Wie das Hörbuch bei den milliardenfach geklickten Youtube-Influencern eine Rolle spielen könnte, erklärte Robert Vossen von der Pro 7 / sat1-Tochter Studio 71.  Die Fangruppen von LeFloid (5 Millionen Social Media Fans) und anderen Youtube-Größen seien oftmals "größer als manche Länder in der EU", beeindruckte Vossen. Da wäre man mit seinem Produkt doch gern dabei. Zumal Youtube mit 37 Millionen Unique Usern Facebook (28 Millionen Unique User) in der Nutzergunst längst überholt hat. Jede Stunde kommen laut Vossen bei Youtube beeindruckende 400 Stunden neues Videomaterial dazu. Sein Unternehmen managt die Vermarktung der Youtuber, vermittelt zwischen den Videokünstlern und den Werbetreibenden.

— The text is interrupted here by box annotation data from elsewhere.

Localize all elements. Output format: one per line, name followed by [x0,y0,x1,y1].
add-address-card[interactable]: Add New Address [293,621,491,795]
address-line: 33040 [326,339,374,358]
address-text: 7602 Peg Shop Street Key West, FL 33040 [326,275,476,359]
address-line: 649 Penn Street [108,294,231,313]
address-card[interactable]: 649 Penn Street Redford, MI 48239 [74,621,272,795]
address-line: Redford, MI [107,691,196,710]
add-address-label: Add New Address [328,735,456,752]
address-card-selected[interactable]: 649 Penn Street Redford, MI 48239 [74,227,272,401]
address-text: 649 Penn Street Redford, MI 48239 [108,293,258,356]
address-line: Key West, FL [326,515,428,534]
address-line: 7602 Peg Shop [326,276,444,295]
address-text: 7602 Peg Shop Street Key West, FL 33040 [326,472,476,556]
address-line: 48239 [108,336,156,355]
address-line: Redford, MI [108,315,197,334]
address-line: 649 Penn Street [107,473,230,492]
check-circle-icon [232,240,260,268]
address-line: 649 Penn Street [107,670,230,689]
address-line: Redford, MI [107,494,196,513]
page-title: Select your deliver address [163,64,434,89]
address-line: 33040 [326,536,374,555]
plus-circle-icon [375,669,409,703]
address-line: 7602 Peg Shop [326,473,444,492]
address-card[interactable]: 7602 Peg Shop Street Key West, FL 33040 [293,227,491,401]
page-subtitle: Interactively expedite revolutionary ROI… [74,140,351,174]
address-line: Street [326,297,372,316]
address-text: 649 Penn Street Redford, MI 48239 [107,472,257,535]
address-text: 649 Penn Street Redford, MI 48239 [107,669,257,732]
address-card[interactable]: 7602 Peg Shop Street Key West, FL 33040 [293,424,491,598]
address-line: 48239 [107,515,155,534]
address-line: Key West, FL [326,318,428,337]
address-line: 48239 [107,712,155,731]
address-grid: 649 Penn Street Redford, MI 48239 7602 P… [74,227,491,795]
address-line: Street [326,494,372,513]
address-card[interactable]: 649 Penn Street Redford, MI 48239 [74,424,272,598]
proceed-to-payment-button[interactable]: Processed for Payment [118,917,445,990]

Außerdem betreibt Studio 71 eigene Channels, verbreitet das TV-Material in Häppchen und bringt - in Kooperation mit Verlagen - Bücher und Hörbücher der Influencer auf den Markt, zum Beispiel "Spring in eine Pfütze" von ViktoriaSarina für das Bastei-Lübbe-Label Community Editions. Sein Angebot an die Hörbuchverleger: Die Entwicklung eines Claiming-Konzepts für die eigenen Hörbuch-Inhalte auf Youtube, die Lösung von Urheberrechtsverletzungen und natürlich auch Product Placement bei den angesagten Youtubern. Das allerdings ist eine kostspielige Angelegenheit und varriiert. Eine klitzekleine Kleinigkeit bei einem mittel-beliebten Youtuber könnte es ab 2.000 Euro geben.

Ob das Geld gut angelegt ist oder doch besser in Handelswerbung investiert werden sollte? Morgen sind unter anderen die Buchhändler Irene Nehen (Otto Melchers, Bremen) und Uwe Sigismund (Bendorfer Buchladen, Bendorf) bei der IG Hörbuch auf dem Podium. Das hilft vielleicht bei der Entscheidung.